ABUBAKAR Bukola Saraki, the Senate president, on Tuesday, December 12, bared his mind to the Northern senators in the eighth National Assembly on his thoughts about restructuring during their annual retreat, on Tuesday, December 12.
Saraki said: “It is perhaps understandable if some in this gathering find the clamourous debate about restructuring a little irksome. We are, after all, meeting in a region that is, for want of a better word, beleaguered. In this region of ours – hurt and wounded by the cataclysm of insurgency and other problems – talk of restructuring can seem a bit fanciful. Nonetheless, we must face all issues with open minds, giving each the attention it deserves. I am confident that the Northern Senators Forum is up to the task.
“As we sit here today, we know that a number of challenges confront our region, one being the situation in the North East, on which a lot still needs to be done. I am hopeful that the new North East Development Commission will go a long way in alleviating the difficulties being experienced in the zone. We all have a role to play in improving conditions on the ground in the North East, so that those affected can move towards rebuilding their lives and communities – and look to a future beyond insurgency.
“It is with that eye on the future that I call our attention, once again, to the estimated 12 to 15 million children not currently in the education system – the highest number of out-of-school kids in the world… It is a stain on our collective conscience that such a huge demographic is without education in the 21st century… We simply cannot abandon millions of Nigerian children to the trap of ignorance and poverty. It behoves us, therefore, to come up with policies that will lead to a significant decrease in the out-of-school population, and improve on the numbers as we go along. The crisis in education also manifests itself at tertiary level. When it comes to private universities in this country, the statistics tell the story: the North has the least number. However we look at it, access to education is a serious challenge in the North. We need to change the game, to empower our people to compete on equal terms with the rest of the country, and the world.

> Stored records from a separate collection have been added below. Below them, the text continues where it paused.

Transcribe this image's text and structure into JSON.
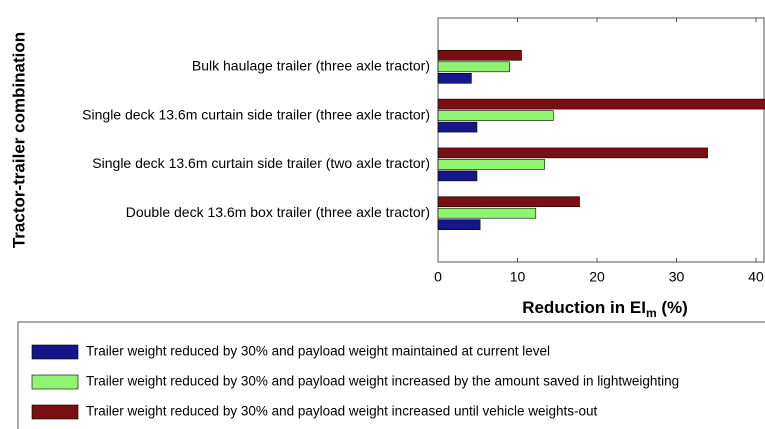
{
  "chart_data": {
    "type": "barh",
    "ylabel": "Tractor-trailer combination",
    "xlabel": [
      "Reduction in EI",
      "m",
      " (%)"
    ],
    "categories": [
      "Bulk haulage trailer (three axle tractor)",
      "Single deck 13.6m curtain side trailer (three axle tractor)",
      "Single deck 13.6m curtain side trailer (two axle tractor)",
      "Double deck 13.6m box trailer (three axle tractor)"
    ],
    "series": [
      {
        "name": "Trailer weight reduced by 30% and payload weight maintained at current level",
        "color": "#16168a",
        "values": [
          4.2,
          4.9,
          4.9,
          5.3
        ]
      },
      {
        "name": "Trailer weight reduced by 30% and payload weight increased by the amount saved in lightweighting",
        "color": "#8ff470",
        "values": [
          9.0,
          14.5,
          13.4,
          12.3
        ]
      },
      {
        "name": "Trailer weight reduced by 30% and payload weight increased until vehicle weights-out",
        "color": "#7a0f12",
        "values": [
          10.5,
          41.2,
          33.9,
          17.8
        ]
      }
    ],
    "xlim": [
      0,
      41
    ],
    "xticks": [
      0,
      10,
      20,
      30,
      40
    ],
    "grid": false
  }
}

“We have to create an enabling environment for economic activities, and mitigate those factors that discourage investment. It is clear that, as things stand now, there is little or no incentive for an investor to pursue economic activity in locations blighted by insecurity. We need peace and stability, therefore, for our economic objectives to have the chance to come to fruition. Beyond the headlines, the over-arching issues of the North have not gone away… Economic diversification is not just a buzzword; it is a real-life transition that must be made, if we are to deliver the dividends of democracy to our people.

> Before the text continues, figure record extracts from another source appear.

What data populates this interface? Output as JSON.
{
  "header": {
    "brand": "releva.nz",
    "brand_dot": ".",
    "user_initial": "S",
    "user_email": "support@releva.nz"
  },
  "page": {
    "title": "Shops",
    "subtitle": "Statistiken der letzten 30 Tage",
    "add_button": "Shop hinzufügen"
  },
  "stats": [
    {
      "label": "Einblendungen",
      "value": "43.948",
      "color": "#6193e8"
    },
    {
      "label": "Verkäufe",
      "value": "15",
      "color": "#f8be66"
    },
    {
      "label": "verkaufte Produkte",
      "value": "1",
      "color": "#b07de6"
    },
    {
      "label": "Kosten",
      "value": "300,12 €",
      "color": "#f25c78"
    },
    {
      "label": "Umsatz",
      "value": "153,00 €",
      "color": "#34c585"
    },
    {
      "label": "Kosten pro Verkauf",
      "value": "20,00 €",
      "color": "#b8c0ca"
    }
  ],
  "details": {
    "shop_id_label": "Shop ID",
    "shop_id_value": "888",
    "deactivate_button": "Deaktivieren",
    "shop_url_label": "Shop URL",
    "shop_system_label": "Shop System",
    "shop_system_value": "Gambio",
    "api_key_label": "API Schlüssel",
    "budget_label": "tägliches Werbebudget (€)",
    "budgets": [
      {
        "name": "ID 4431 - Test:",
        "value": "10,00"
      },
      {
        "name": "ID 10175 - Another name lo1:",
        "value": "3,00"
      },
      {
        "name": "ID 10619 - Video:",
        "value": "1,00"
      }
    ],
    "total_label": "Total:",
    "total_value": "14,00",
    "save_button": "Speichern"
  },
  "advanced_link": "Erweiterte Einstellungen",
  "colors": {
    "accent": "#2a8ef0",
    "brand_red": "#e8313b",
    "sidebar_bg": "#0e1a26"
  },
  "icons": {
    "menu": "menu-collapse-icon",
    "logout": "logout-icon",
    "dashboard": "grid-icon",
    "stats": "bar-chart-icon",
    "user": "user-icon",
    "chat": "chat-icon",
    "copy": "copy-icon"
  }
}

“In this period of economic recovery, it is imperative that we continue to focus priority attention on diversification, with greater emphasis on the need to boost the North’s agriculture and mineral resources sectors, especially food production. We must be the food basket of the nation – and we must do so in reality, not by some oft-repeated cliché. We must be the source of substitution for the food importation that currently amounts to an annual bill of 4 to 5 billion dollars for the country. That self-sufficiency that is central to the economic diversification ethos, must come from the North, must be guaranteed by us, because we have what it takes to make it a reality.
“Restructuring, for good or for ill, is the front burner issue in the polity at the present time. I have intimated elsewhere that one problem with all the talk about restructuring is that the discussion is not being framed properly – and certain precepts are missing. I have said, and it is my firm conviction, that we must give precedence to the unity of Nigeria at all times, and put the interests of the country first. We must not be afraid to think outside the box. We must not be afraid of reform.
“The question as to what the North brings to the table is bound to resurface in this debate about restructuring. As I see it, the profitable development of the North’s assets proffers its own powerful response to the question. A North led by visionary leadership knows, surely, that it has leverage; and that it ought to renegotiate from a position of strength rather than weakness. Few will disagree with me when I say, therefore, that a North that is economically strong and vibrant is better placed to negotiate on restructuring or whatever else.
“My own restructuring is when we work towards economic development in every part of the country, so we can all take pride of place in the Nigerian project, and no region is seen as a weak link. My own restructuring is when we oversee the budget process to ensure equitable spread of critical infrastructure in every corner of the country, so that no region is left out of the gains of economic recovery. My own restructuring is when we create jobs and enhance food production so our people do not go hungry. My own restructuring is when we educate our children so that they can realise their full potential and partake in the promise of the future. My own restructuring is when we place a premium on delivering good governance, fight against corruption, valourise honesty and live to serve the people – without betraying the trust reposed in us.”